The lad had been hurrying out with a message to Heaton’s flouring mills, and he bounced up the stairs of the telegraph office, three at a time, and flew into the room where the hard-worked operator was rattling at the instrument. A swift look from Mike took in the whole situation. Henry Jackson was seated on a bench in a corner of the office, with his back to the door, puzzling over a little book and a telegraphic despatch. He inspected the pages of the book, then scanned the message, and then, licking the end of a lead-pencil, wrote something on the paper containing the despatch.
“Here, hurry with this message, Mike,” said the lady in the office, “and be quick about it; you are always loitering about the corner when you are wanted.”

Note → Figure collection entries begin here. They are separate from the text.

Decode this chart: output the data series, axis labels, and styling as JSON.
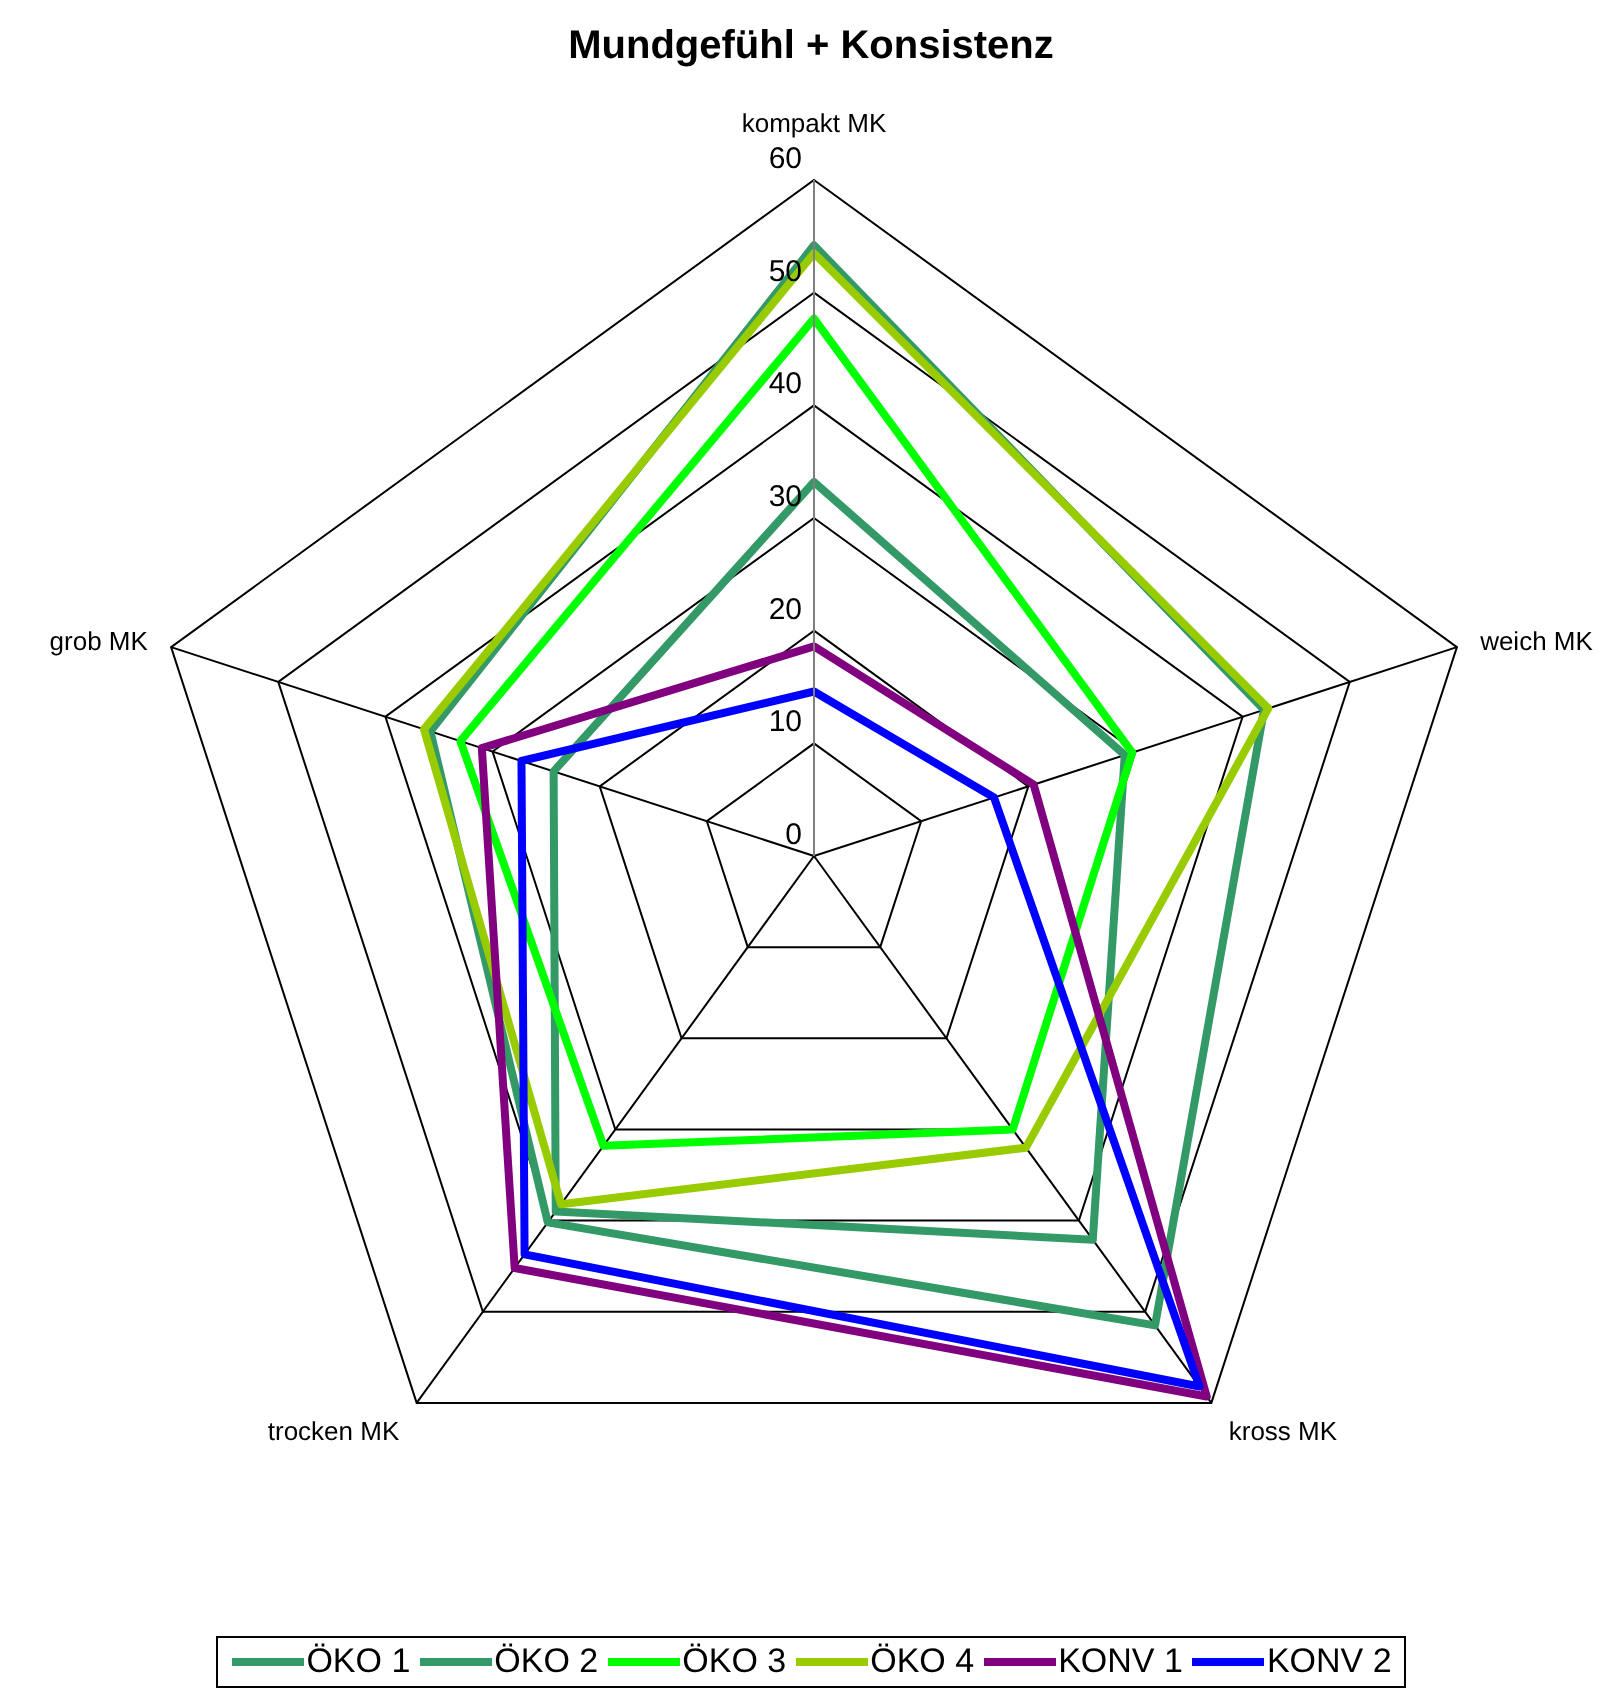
{
  "chart_data": {
    "type": "radar",
    "title": "Mundgefühl + Konsistenz",
    "categories": [
      "kompakt MK",
      "weich MK",
      "kross MK",
      "trocken MK",
      "grob MK"
    ],
    "series": [
      {
        "name": "ÖKO 1",
        "color": "#339966",
        "values": [
          54.2,
          42,
          51.5,
          40.2,
          35.8
        ]
      },
      {
        "name": "ÖKO 2",
        "color": "#339966",
        "values": [
          33.2,
          29,
          42.1,
          39,
          24.3
        ]
      },
      {
        "name": "ÖKO 3",
        "color": "#00ff00",
        "values": [
          47.7,
          29.7,
          30,
          31.8,
          33
        ]
      },
      {
        "name": "ÖKO 4",
        "color": "#99cc00",
        "values": [
          53.5,
          42.4,
          32,
          38.2,
          36.4
        ]
      },
      {
        "name": "KONV 1",
        "color": "#800080",
        "values": [
          18.6,
          20.5,
          59.3,
          45.2,
          31
        ]
      },
      {
        "name": "KONV 2",
        "color": "#0000ff",
        "values": [
          14.6,
          16.8,
          58.2,
          43.7,
          27.3
        ]
      }
    ],
    "ylim": [
      0,
      60
    ],
    "yticks": [
      0,
      10,
      20,
      30,
      40,
      50,
      60
    ],
    "grid": true,
    "legend": "bottom",
    "marker": "none",
    "line_style": "solid"
  }
}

Almost wild at being sent out before he could get an opportunity to extract a bit of news from Hank Jackson, Mike flew out on his errand, astonished the receiver of the message by telling him to hurry up with his signature, and then went back to the office on the wings of the wind. Alas! when Mike reentered the room, breathless and hot, Hank had departed without leaving any trace of the quality of the news that he might have received. No, not quite so bad as that, thought Mike, as he ruefully surveyed the empty bench, for there in a corner, tossed under the bench on which Henry had been sitting, was a wad of crumpled paper which the boy’s experienced eyes told him was from the telegraph company’s stores of stationery.
Pouncing upon the ragged ball with the hunger of a small boy in pursuit of information concerning a baseball match, Mike drew forth a “receiving blank,” torn and crumpled, on which was written an incomprehensible message. Kneeling on the floor, his stubby hands shaking with excitement, Mike smoothed out the torn despatch, joining the two larger fragments so as to get the meaning of the words. And this, after some botheration, was what was revealed to Mike’s distended eyes:—
“Gosh all hemlock!” this was Mike’s extreme of profanity, “if Ben Burton hasn’t gone and sold the game!” The lad, who was shrewd beyond his years, carefully put the pieces of paper inside of his jacket, buttoned it up tightly, and, after ascertaining that no message was coming over the wires, and that he might decamp without fear, bolted out of the office, threw himself downstairs, and darted into Dr. Selby’s shop like a shot.
“Here! here! Tom,” he gasped, almost beside himself with anxiety and alarm. “Ben Burton’s goin’ to sell the game! Leastways, here’s somethin’ crooked! Look at it!”
Thomas, who was keeping shop while his father was absent for a moment, took the paper, with a puzzled look at Mike, then spreading it out on the counter, scrutinized it carefully, and, as he felt a cold chill running down his back at the revelation of an unsuspected rascality, he smote the walnut plank of the counter and cried, “By ginger!” This was Tom’s extreme of profanity.
“Where did you get this?” he demanded of the excited Mike.
“In the office, under the bench there by the stove, where Hank throwed it. I seen him readin’ it, and then lookin’ into a little book—one of them books that has the meanin’ of words into ’em.”
“Dictionary?” suggested Tom.
“Yes, dictionary, that’s what it is. And he’d get a word outen that, then put it down. I had to get out on a message to ’Squire Dewey, and when I got back he was gone; but I got the message. Don’t you think it’s crooked?”
“Of course I do; and be sure you don’t let on to a living soul what you have seen. We’ll circumvent him yet.”
Mike rushed back to his post, sober with a sense of the important secret that he carried under his ragged jacket.
As soon as Dr. Selby returned, Tom laid the matter before him. The old gentleman was astounded and grieved. No time was to be lost. Tom must hasten to the telegraph office and send a warning message to Captain Hiram Porter. The lad hurried away, stopping on the sidewalk below the office long enough to note Hank Jackson offering “two to one,” as he phrased it, against the Catalpas. The despatch was sent and Tom sauntered back, half-tempted to take up one of the offers of the presumptuous and boastful Hank; but he refrained. He knew that the game of the conspirators had been circumvented. It would be his day’s delight to stand by and see the dishonest scheme recoil upon the heads of its promoters.
But as the day wore on and despatches from the ball ground (at first favorable and conclusive proof to the Selbys that they had nipped the conspiracy in the bud) grew more and more discouraging, Tom became desperate; he longed for wings that he might fly to Chicago and reveal the depth of infamy into which one of the club had fallen. Later in the day, when defeat seemed certain, yielding to the boy’s importunities, Dr. Selby sent a message to Albert Heaton, in care of Judge Morris.
“Where did you send Hiram’s despatch to?” he asked of Tom, suddenly, as if a new suspicion crossed his mind.
“To the Lavalette House, of course. They all stop there!”
“Oh, you idiot!” groaned his father. “They had gone to the ball ground before your despatch could reach Chicago!”